Yann Gourdon saute sur l'occasion de la roue pour jouer une musique tout en continuité et en linéarité, de manière très progressive et minimale. Au début, on a l'impression d'un bourdon statique, immuable, mais petit à petit, la progression ne s'entend pas réellement tout en se faisant ressentir. Et c'est ce qui fait la puissance et la finesse de Yann Gourdon à mon avis : d'osciller entre le mouvement continu et perpétuel et le bloc massif et immuable. On croit être toujours à la même place, mais très finement, très simplement, très lentement, Yann Gourdon dérive. La couleur ne change pas, c'est comme si seul le contraste était légèrement modifié. Et c'est ça la magie de ce drone. Aux oreilles, une impression de percevoir le drone comme figé et statique, mais de manière plus organique et viscérale, un sentiment de voyage et de mouvement perpétuel nous prend sans que l'on s'en rende compte.
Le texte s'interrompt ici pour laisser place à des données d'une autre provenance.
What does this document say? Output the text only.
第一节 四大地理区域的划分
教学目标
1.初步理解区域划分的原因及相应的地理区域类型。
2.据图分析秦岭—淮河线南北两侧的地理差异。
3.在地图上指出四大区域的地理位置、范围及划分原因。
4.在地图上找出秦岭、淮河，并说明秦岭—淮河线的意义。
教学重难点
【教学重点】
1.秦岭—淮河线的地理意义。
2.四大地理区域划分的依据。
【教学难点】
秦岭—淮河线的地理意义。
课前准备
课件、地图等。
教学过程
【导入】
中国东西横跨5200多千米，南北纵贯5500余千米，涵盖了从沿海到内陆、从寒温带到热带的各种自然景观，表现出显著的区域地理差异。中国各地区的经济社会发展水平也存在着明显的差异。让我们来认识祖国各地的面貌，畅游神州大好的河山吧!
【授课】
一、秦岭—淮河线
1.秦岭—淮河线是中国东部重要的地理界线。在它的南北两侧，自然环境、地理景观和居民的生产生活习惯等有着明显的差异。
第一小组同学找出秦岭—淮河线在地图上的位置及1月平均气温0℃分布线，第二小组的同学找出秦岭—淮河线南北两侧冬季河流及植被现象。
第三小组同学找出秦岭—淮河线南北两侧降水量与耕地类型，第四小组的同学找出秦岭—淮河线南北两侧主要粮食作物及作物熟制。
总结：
On croit être sur place, mais on dérive, lentement, progressivement, vers une contrée similaire mais pas tout à fait, en ayant l'impression d'être resté au même endroit. 

Yann Gourdon a trouvé la recette pour équilibrer les notions de mouvement et de repos. Ses drones/bourdons parviennent à emmener l'auditeur où seul le vielliste le sait, sans que le premier ne s'en rende compte. Voyage minimal à l'insu de l'auditeur, comme si on était déposé au mauvais endroit lors d'un voyage ensommeillé. 
Et pour une fois, l'enregistrement est vraiment bien, toute la richesse harmonique de la vielle est présente, ainsi que les micro-perturbations circulaires de la roue. Conseillé. 
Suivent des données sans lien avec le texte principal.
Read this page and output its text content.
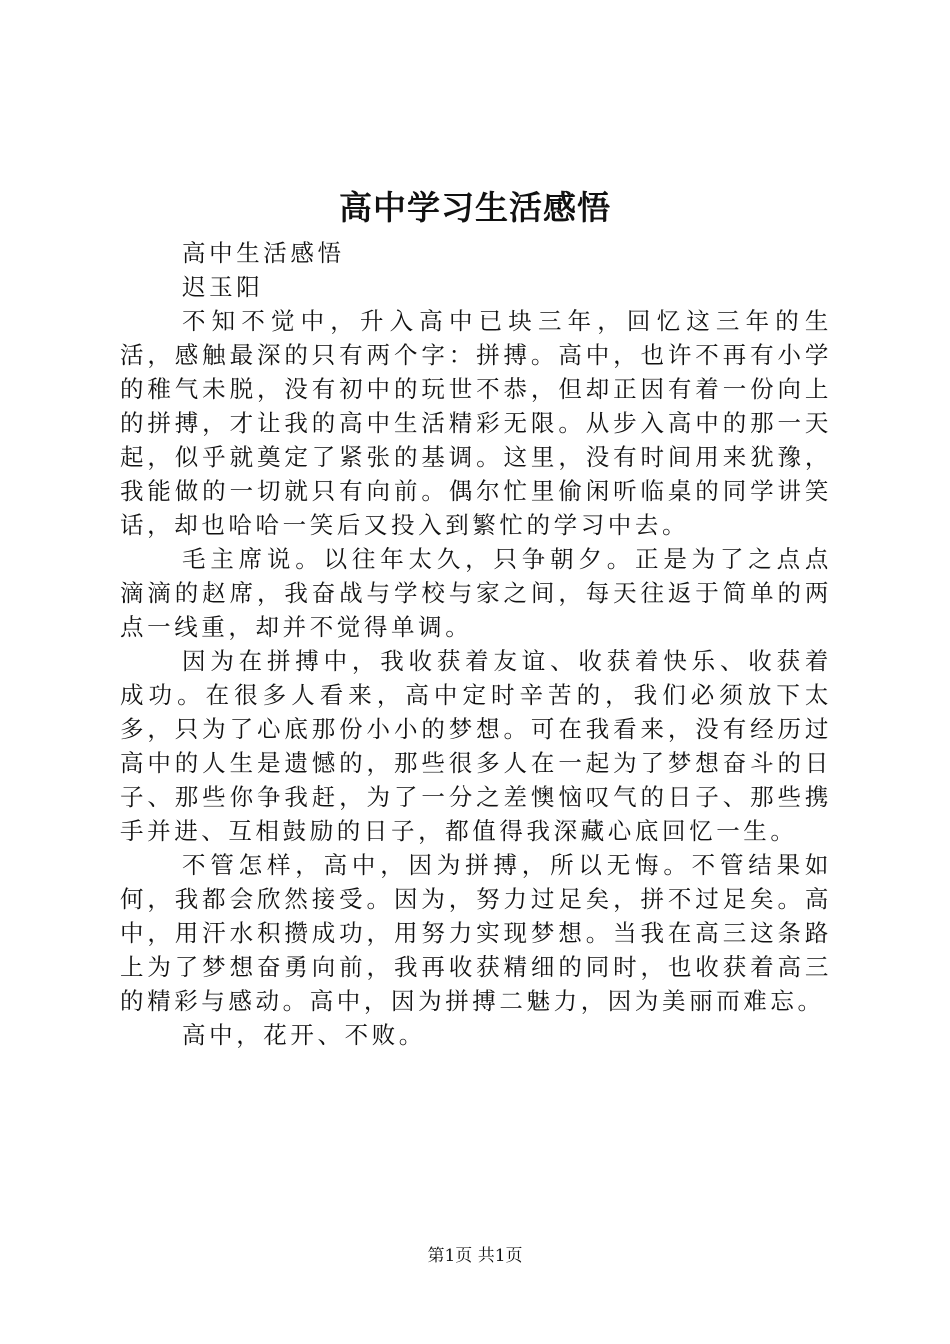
高中学习生活感悟

高中生活感悟

迟玉阳

不知不觉中，升入高中已块三年，回忆这三年的生活，感触最深的只有两个字：拼搏。高中，也许不再有小学的稚气未脱，没有初中的玩世不恭，但却正因有着一份向上的拼搏，才让我的高中生活精彩无限。从步入高中的那一天起，似乎就奠定了紧张的基调。这里，没有时间用来犹豫，我能做的一切就只有向前。偶尔忙里偷闲听临桌的同学讲笑话，却也哈哈一笑后又投入到繁忙的学习中去。

毛主席说。以往年太久，只争朝夕。正是为了之点点滴滴的赵席，我奋战与学校与家之间，每天往返于简单的两点一线重，却并不觉得单调。

因为在拼搏中，我收获着友谊、收获着快乐、收获着成功。在很多人看来，高中定时辛苦的，我们必须放下太多，只为了心底那份小小的梦想。可在我看来，没有经历过高中的人生是遗憾的，那些很多人在一起为了梦想奋斗的日子、那些你争我赶，为了一分之差懊恼叹气的日子、那些携手并进、互相鼓励的日子，都值得我深藏心底回忆一生。

不管怎样，高中，因为拼搏，所以无悔。不管结果如何，我都会欣然接受。因为，努力过足矣，拼不过足矣。高中，用汗水积攒成功，用努力实现梦想。当我在高三这条路上为了梦想奋勇向前，我再收获精细的同时，也收获着高三的精彩与感动。高中，因为拼搏二魅力，因为美丽而难忘。

高中，花开、不败。

第1页 共1页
Jacques Puech / Yann Gourdon / Basile Brémaud

TRIO PUECH GOURDON BREMAUD - sans titre (La Novia, 2012)
J'ai découvert Yann Gourdon en solo et au sein du trio France en 2009 à bitche (Nantes). Ce concert a vraiment été marquant, surtout France, car j'avais l'impression d'écouter une version rock et transe de Phill Niblock. Un son massif, un bourdon lancinant, une rythmique hypnothique : c'était vraiment jouissif. Après, j'ai beaucoup aimé la plupart des projets de Yann Gourdon, que ce soit en solo, en compagnie du vielliste Yvan Etienne (Verdouble), ou même en duo avec Antez. Enormément de projets que j'aime beaucoup, des choix esthétiques qui me plaisent vraiment, mais finalement peu de disques auxquels j'accroche - notamment à cause de la qualité douteuse du son (je parle des enregistrements de France en tout cas).
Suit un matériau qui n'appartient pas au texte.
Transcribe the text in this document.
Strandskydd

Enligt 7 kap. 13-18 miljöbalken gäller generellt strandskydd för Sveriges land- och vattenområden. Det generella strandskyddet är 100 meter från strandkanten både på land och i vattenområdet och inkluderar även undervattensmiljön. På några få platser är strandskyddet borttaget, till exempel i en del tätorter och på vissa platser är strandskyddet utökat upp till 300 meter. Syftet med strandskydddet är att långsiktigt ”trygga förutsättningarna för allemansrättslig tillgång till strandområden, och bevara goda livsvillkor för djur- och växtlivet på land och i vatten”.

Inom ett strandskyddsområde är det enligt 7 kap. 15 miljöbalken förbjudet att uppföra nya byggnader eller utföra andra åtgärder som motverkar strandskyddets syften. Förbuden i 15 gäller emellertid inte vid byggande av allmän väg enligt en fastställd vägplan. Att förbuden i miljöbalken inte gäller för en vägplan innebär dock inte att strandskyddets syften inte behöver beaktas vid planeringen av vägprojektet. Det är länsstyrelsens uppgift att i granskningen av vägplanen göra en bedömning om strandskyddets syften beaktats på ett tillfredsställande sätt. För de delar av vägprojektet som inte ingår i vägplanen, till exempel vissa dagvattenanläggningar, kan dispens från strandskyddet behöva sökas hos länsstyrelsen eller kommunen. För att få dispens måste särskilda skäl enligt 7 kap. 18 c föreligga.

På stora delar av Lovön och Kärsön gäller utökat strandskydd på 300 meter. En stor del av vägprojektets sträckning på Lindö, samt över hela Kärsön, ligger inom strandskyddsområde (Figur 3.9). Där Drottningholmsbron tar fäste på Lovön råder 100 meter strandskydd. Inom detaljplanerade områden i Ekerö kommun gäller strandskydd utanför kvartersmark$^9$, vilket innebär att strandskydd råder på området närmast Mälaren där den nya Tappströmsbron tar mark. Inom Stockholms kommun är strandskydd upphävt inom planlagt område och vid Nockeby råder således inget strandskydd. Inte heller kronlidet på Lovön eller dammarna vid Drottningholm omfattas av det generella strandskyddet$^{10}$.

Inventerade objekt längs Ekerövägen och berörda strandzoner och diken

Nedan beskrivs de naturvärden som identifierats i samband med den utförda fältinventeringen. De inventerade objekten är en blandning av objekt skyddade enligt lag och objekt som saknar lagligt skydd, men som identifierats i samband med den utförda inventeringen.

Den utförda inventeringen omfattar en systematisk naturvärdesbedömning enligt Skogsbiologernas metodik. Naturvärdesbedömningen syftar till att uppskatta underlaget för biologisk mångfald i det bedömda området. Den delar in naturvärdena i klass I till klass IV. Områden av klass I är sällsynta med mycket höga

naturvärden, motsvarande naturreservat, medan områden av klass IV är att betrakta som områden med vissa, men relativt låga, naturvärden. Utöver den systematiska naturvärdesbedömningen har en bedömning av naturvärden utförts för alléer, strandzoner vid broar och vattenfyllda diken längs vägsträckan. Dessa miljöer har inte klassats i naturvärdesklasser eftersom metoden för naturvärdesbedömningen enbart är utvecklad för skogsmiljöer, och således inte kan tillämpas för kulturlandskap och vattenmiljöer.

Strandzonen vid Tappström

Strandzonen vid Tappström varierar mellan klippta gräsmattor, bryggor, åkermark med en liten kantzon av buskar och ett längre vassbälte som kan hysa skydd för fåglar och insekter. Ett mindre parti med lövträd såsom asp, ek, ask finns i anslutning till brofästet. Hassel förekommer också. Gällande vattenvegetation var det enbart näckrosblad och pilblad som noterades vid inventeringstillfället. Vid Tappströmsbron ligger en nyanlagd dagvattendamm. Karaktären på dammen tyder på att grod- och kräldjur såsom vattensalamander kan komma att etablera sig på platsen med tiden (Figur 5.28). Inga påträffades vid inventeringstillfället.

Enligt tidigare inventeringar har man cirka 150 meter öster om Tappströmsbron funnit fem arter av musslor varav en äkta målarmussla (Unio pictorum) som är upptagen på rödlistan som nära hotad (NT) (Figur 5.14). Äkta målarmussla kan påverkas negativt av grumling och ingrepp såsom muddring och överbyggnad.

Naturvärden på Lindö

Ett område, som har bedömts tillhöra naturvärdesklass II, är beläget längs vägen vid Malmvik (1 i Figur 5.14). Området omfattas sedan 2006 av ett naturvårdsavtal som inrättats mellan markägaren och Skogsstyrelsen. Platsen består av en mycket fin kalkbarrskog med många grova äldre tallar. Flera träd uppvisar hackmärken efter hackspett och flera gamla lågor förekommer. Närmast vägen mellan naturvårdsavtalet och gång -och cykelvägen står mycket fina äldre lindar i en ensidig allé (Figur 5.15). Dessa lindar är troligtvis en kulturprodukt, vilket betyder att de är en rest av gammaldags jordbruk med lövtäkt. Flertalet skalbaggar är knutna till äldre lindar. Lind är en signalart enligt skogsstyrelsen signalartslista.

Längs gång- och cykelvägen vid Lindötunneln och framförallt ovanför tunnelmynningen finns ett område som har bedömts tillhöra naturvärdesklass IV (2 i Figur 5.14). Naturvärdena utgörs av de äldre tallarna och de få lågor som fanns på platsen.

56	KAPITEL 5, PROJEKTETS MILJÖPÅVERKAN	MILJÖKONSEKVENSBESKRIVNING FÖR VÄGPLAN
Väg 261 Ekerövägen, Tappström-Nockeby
En tout cas, avec le premier disque solo de Yann Gourdon qui vient de paraître, le trio Puech Gourdon Brémaud fait partie de ces enregistrements qui valent largement le coup d'oreille. On retrouve ici Jacques Puech à la cabrette (cornemuse auvergnate), Yann Gourdon à la vielle à roue et Basile Brémaud au violon. Beaucoup d'instruments traditionnels auvergnats, oui, mais également beaucoup d'airs auvergnats. Je ne suis pas spécialiste de la musique traditionnelle populaire, mais le trio semble se baser sur des bourrées auvergnates. Des bourrées dont le thème est donné au début de chacun des trois morceaux ainsi qu'à la fin, mais dont le plus intéressant réside dans le traitement qui en est fait. Car au milieu, le trio développe le thème d'une manière très particulière et puissante. Un développement qui ressemble à une sorte d'improvisation sans en être une, un développement qui est comme une distorsion acoustique du thème. Puech, Gourdon et Brémaud s'intéressent plus au bourdon présent dans la musique traditionnelle, ou à une particularité rythmique, plus qu'au folklore auvergnat ou à l'aspect sautillant et dansant de ce répertoire. Le trio s'empare d'un élément du thème, une fraction de thème, l'étire, le distors, et le triture. Et il en ressort une musique très lancinante, hypnothique, belle, massive. Puech, Gourdon et Brémaud improvisent sur un thème, mais moins pour le développer que pour le réduire à ce qui les intéressent.

Des improvisations qui développent principalement les aspects continus, linéaires, dissonants et hypnothiques de la bourrée (ou de la musique auvergnate - je ne suis pas sûr qu'il s'agisse de bourrées réellement). Le trio développe une sorte de folklore imaginaire teinté de réel, une sorte de musique étrange qui se situe à la croisée des musiques rituelles de transe de possession, des musiques médiévales du Massif Central, et des drones imposants de Phill Niblock. Conseillé.